By Christopher Thompson and Neil Unmack
LONDON (Reuters Breakingviews) - Card players can bluff by raising the stakes to induce their opponents to fold. The European Commission played a similar hand on Thursday when it released plans to manage the fallout if the UK can’t agree a Brexit deal with the EU. The proposal looks unrealistic, but it still gives the bloc negotiating leverage and could damage London.
The commission sooner or later had to act. Take derivatives as an example: Some $60 trillion of contracts transacted by EU banks in London could become functionally void in a no-deal Brexit scenario, because they would no longer involve an EU counterparty after March 2019. The Bank of England had already taken steps to tackle this problem.

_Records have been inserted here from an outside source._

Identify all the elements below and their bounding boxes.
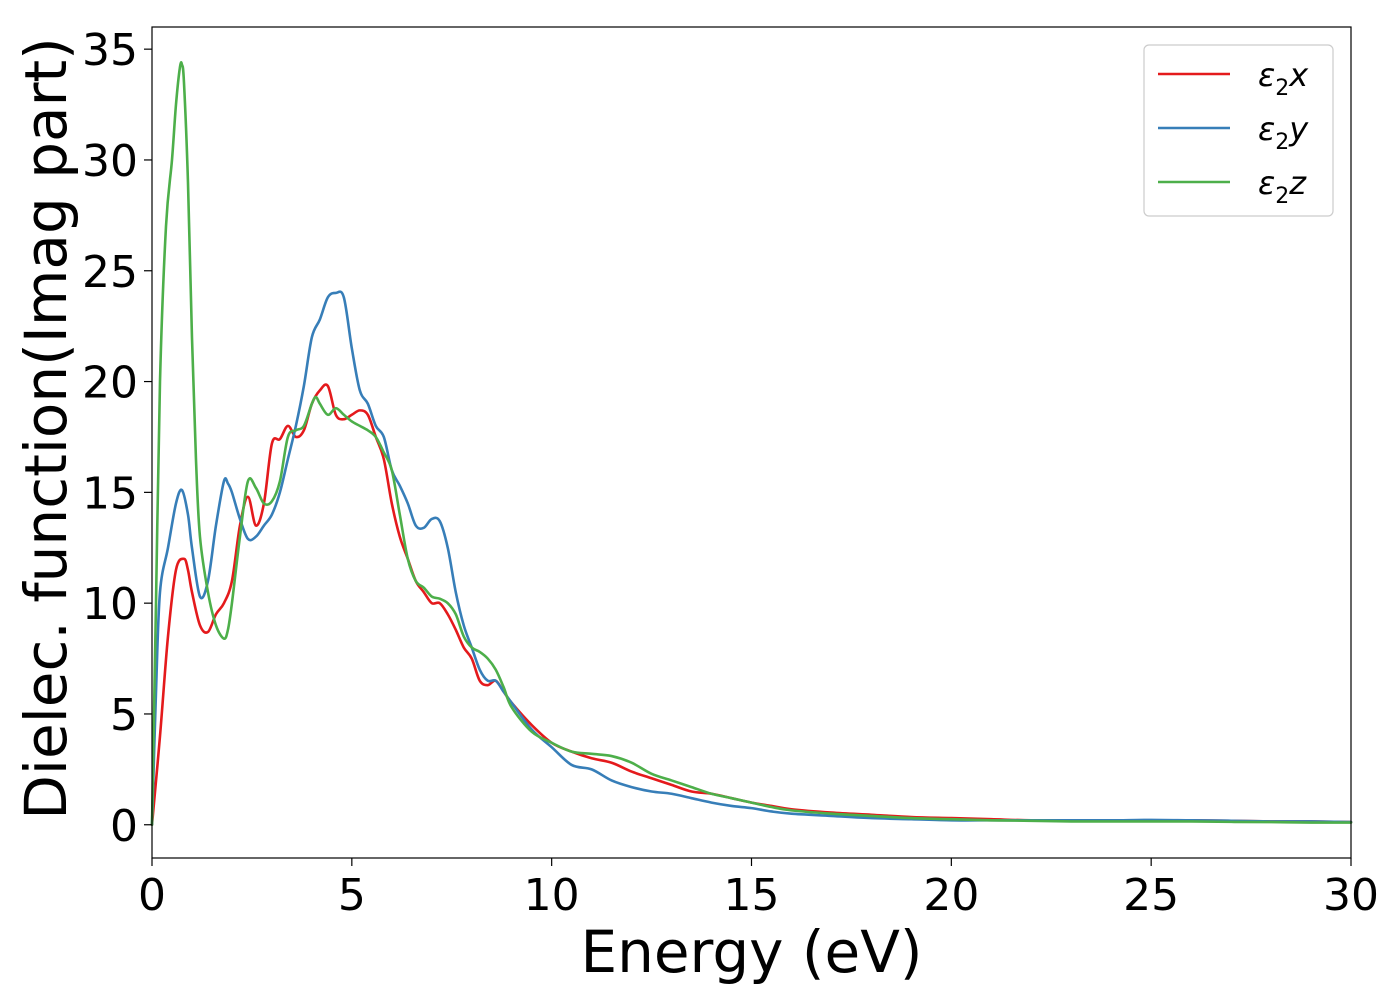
legend-label: ε2y xyxy=(1258,110,1309,155)
series-line-y xyxy=(150,290,1353,827)
x-tick-label: 10 xyxy=(524,870,580,921)
legend: ε2x ε2y ε2z xyxy=(1143,44,1334,217)
x-tick-label: 20 xyxy=(923,870,979,921)
y-tick-label: 10 xyxy=(82,579,138,630)
y-axis-title: Dielec. function(Imag part) xyxy=(12,37,80,820)
y-tick-label: 30 xyxy=(82,136,138,187)
x-tick-label: 0 xyxy=(138,870,166,921)
x-tick-label: 30 xyxy=(1323,870,1379,921)
x-axis-title: Energy (eV) xyxy=(580,918,922,986)
series-line-z xyxy=(150,61,1353,827)
series-layer xyxy=(150,61,1353,827)
x-tick-label: 25 xyxy=(1123,870,1179,921)
legend-label: ε2z xyxy=(1258,164,1307,209)
legend-item-x: ε2x xyxy=(1158,56,1309,101)
y-tick-label: 35 xyxy=(82,25,138,76)
ticks-layer: 0 5 10 15 20 25 30 0 5 10 15 20 25 30 35 xyxy=(82,25,1379,921)
legend-item-y: ε2y xyxy=(1158,110,1309,155)
x-tick-label: 5 xyxy=(338,870,366,921)
legend-items: ε2x ε2y ε2z xyxy=(1158,56,1309,209)
y-tick-label: 25 xyxy=(82,247,138,298)
legend-item-z: ε2z xyxy=(1158,164,1307,209)
y-tick-label: 5 xyxy=(110,690,138,741)
y-tick-label: 20 xyxy=(82,358,138,409)
x-tick-label: 15 xyxy=(724,870,780,921)
legend-label: ε2x xyxy=(1258,56,1309,101)
legend-box xyxy=(1143,44,1334,217)
y-tick-label: 15 xyxy=(82,468,138,519)
series-line-x xyxy=(150,383,1353,827)
y-tick-label: 0 xyxy=(110,801,138,852)
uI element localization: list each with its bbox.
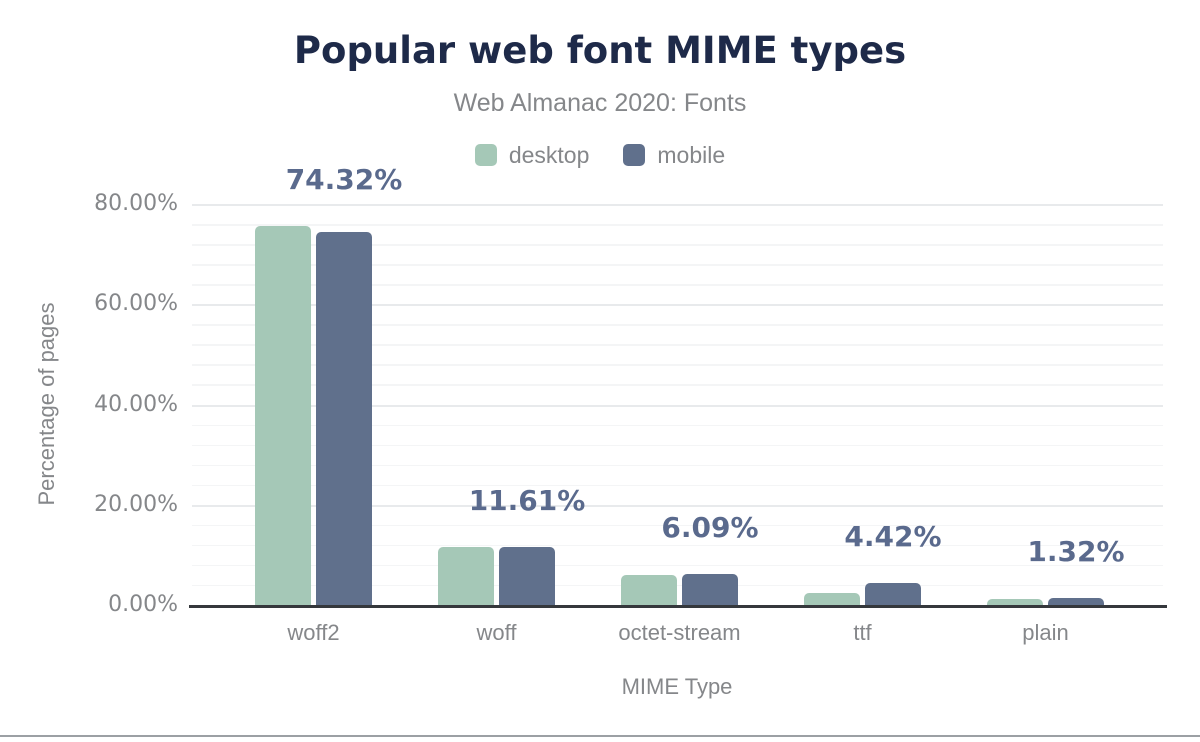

But the European Commission’s crisis plans represents the bare minimum. It has given banks just a year to find alternative EU clearing houses as well as to shift more esoteric contracts. The deadline look implausible. Each contract will need client approval before being transferred. The Bank of England reckons that an average London-based broker dealer would need to seek approval from around 4,000 derivative clients and maybe 20,000 related parties.
Yet the move still carries weight. For one, the threat of potential financial catastrophe will remain, giving Brussels a stick with which to beat the UK government in future negotiations. The tight deadline will also force banks to hurry up shifting contracts to the continent.
That process could still take years. But the end result will be bad for London. The more exposures are moved to the EU, the more inefficient the market will become, as international banks that do business in both Europe and London will need to hold separate pools of capital, and won’t be able to offset risk and collateral between them. Over time, even non-EU business may shift to the continent. And the more risk is transferred, the more European regulators will push to have traders and senior bankers based there, too.
Some of these risks remain hypothetical and could disappear if the UK and EU can reach a deal that includes financial services. Yet the longer banks have to prepare for the prospect of a cliff-edge Brexit, the more their response could become a reality.